Yora (Yura), also called Yuranahua, Parkenawa, or simply Nahua, is an indigenous language of Peru in the region of Manú National Park on the Panagua River. It belongs to the Panoan language family which also counts Cashibo language, Shipibo language; the languages most closely related to Yora are the Yaminahua and Sharanahua languages.

== Name ==
The Yora call themselves /[yuɾɐ]/ 'people'.

== Classification ==
Yora is classified as closest to Yaminawa in the Documento nacional de lenguas originarios del Perú. David Fleck (2013) treats it as a dialect of Yaminawa.

== Dialects ==
Speakers of Yora have claimed to belong to one of three subgroups, these being the Maxonafa, Roanifo, or Iskonafa. Claims about other people belonging to these groups are based on their father's ancestry. A few grammatical markers are different and vocabulary differences are attested, though the three groups are not known to speak distinct dialects of Yora.

== History ==

=== Language contact ===
For some time, a number of Yora speakers lived with speakers of Yaminawa along the Purus River. A number of orphans resulting from a 1984 epidemic were also raised by Yaminawa speakers.

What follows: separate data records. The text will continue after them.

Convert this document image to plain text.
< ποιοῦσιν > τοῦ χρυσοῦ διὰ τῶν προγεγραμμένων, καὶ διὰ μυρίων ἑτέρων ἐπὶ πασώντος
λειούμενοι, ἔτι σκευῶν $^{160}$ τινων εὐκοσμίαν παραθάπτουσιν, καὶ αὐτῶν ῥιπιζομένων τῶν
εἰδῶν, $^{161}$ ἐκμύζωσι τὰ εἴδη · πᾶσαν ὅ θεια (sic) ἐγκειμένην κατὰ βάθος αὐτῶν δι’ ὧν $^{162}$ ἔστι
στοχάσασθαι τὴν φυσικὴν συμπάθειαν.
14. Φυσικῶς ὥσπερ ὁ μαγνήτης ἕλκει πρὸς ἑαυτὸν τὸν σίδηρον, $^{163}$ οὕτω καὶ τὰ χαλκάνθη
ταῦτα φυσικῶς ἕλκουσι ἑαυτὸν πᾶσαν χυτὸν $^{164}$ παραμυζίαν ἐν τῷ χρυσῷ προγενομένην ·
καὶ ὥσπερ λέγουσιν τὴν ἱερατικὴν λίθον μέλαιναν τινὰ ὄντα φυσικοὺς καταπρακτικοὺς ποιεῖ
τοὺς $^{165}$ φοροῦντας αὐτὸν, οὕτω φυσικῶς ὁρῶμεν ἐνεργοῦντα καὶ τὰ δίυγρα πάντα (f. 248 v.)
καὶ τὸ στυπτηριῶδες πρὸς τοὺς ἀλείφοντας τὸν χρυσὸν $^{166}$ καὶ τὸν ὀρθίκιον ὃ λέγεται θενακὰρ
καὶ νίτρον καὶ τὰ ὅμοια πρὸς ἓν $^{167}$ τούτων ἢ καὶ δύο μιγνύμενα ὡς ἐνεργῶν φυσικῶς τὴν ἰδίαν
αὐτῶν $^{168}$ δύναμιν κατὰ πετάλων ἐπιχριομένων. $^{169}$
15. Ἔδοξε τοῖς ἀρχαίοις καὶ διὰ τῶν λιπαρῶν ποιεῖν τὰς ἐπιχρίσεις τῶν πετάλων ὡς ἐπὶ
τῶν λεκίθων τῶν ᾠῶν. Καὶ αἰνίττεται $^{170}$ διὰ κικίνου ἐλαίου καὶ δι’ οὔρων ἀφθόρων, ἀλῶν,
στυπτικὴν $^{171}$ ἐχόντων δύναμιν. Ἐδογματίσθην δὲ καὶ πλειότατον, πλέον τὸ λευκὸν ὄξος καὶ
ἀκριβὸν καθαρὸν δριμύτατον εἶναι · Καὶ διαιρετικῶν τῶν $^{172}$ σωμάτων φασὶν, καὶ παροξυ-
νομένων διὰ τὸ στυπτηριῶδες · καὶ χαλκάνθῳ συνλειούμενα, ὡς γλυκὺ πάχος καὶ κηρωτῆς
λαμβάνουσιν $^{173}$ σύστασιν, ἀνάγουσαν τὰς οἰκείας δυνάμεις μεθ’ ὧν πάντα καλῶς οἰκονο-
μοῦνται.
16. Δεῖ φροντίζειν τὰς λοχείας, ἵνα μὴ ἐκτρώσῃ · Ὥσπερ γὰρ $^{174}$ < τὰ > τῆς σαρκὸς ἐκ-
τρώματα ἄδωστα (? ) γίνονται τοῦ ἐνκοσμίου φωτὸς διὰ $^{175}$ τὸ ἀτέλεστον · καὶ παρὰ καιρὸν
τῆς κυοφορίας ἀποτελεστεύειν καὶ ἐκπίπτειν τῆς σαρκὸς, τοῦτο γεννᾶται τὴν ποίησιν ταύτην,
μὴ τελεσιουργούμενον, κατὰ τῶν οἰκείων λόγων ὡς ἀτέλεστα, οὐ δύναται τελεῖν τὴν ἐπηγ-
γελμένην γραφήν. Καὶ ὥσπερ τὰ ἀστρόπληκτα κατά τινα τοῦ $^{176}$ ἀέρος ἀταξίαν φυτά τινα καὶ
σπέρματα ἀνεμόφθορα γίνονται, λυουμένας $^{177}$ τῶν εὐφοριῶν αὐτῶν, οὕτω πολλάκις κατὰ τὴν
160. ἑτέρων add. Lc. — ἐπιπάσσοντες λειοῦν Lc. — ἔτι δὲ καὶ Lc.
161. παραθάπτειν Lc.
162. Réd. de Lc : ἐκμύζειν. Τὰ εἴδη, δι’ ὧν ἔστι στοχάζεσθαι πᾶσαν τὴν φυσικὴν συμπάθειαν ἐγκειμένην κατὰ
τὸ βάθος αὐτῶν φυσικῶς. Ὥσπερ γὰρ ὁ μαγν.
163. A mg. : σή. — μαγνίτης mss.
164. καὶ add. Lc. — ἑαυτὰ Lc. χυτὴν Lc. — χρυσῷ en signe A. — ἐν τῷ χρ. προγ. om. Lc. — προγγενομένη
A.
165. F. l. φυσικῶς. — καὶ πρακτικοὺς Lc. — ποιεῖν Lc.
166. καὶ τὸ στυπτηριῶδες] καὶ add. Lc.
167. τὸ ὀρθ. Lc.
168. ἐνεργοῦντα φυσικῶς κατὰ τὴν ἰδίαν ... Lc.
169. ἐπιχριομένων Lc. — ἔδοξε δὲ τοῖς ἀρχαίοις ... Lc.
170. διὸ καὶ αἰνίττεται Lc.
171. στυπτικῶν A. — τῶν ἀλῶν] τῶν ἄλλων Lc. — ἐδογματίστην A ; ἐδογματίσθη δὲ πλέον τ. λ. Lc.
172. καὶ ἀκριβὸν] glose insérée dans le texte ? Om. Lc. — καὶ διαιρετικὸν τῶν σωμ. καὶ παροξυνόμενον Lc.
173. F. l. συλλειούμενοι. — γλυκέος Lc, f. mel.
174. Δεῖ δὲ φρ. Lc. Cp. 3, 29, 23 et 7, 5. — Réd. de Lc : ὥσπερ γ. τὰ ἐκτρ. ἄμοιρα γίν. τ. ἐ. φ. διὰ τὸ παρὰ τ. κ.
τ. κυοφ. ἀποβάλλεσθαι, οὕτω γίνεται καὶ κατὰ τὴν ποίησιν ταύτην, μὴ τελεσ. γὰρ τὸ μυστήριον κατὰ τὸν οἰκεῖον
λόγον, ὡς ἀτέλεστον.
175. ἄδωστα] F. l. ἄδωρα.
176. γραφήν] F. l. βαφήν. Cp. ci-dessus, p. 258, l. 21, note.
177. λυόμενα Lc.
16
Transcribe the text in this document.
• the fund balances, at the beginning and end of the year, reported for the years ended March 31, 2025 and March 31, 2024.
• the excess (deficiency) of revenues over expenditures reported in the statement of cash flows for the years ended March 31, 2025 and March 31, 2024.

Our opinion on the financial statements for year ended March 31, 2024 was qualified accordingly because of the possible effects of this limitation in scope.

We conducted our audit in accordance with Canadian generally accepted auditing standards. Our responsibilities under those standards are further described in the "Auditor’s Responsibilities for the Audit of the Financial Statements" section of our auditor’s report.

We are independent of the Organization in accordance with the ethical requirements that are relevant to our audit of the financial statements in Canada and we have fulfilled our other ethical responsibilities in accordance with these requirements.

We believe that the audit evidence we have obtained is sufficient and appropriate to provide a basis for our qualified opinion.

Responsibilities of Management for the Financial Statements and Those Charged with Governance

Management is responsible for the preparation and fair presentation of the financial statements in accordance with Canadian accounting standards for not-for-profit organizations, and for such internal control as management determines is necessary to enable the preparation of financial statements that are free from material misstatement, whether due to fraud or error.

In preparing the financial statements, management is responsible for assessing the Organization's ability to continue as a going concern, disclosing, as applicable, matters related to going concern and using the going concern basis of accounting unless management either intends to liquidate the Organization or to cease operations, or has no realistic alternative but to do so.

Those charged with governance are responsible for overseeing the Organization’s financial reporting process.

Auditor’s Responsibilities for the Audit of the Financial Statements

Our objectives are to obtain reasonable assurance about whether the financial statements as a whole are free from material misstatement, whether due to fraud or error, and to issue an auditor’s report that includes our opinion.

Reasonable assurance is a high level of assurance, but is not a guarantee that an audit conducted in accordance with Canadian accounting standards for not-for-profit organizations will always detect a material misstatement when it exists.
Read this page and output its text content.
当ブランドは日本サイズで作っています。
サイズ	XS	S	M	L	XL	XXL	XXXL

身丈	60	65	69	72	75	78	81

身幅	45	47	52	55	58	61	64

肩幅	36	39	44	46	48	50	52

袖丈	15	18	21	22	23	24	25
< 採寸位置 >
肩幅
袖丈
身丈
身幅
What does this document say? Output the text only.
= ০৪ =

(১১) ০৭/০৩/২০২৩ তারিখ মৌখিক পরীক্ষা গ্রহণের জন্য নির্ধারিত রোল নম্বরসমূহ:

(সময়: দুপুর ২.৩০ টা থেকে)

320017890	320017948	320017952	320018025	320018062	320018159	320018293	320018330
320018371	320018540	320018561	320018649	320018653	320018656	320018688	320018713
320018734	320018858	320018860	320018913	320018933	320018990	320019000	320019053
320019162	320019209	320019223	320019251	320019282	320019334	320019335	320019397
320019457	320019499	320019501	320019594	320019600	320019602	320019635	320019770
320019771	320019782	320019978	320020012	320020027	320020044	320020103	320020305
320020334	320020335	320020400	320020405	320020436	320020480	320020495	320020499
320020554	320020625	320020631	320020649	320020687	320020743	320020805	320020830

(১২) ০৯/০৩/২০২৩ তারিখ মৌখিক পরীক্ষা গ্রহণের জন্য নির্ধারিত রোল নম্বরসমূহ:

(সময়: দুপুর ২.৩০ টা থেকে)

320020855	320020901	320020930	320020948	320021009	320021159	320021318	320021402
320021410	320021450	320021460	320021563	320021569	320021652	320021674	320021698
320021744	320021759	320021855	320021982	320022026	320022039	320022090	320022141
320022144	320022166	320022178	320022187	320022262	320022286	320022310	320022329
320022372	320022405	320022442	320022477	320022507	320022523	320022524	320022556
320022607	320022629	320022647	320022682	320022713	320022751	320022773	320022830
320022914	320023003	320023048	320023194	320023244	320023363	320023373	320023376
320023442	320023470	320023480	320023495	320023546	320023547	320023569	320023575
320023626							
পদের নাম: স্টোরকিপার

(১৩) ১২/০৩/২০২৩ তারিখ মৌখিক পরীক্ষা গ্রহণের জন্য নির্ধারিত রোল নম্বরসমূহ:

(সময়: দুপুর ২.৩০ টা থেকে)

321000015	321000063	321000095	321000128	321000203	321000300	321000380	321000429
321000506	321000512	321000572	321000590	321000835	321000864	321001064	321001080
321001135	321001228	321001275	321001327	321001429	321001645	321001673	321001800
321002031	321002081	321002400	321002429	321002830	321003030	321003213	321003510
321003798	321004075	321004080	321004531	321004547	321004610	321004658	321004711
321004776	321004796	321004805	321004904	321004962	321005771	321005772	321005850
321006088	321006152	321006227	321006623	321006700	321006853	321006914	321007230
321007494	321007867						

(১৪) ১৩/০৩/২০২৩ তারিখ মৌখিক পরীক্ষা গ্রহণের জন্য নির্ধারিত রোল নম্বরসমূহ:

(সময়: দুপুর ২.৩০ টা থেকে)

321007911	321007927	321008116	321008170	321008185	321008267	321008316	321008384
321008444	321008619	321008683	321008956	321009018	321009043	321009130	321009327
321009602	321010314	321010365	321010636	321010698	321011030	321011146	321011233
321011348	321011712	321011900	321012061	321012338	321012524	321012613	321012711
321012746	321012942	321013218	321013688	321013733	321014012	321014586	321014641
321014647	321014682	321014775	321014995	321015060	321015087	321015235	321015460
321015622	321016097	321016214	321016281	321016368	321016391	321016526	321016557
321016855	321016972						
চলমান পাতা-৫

Additionally, a number of Yaminawa speakers have also moved into Yora-speaking communities. Presumably, this contact has influenced the speech of the Yora, so that they use certain Yaminawa morphemes, including words.

== Status ==
According to the Ethnologue, there were 350 to 400 speakers of Yora in 1998, but the language was vigorous in the communities.

== Geographical distribution ==
Speakers of Yora live in the communities of Santa Rosa del Serjali and San Martín, which are near each other. They are located on the Mishagua River, at the mouth of the Serjali River.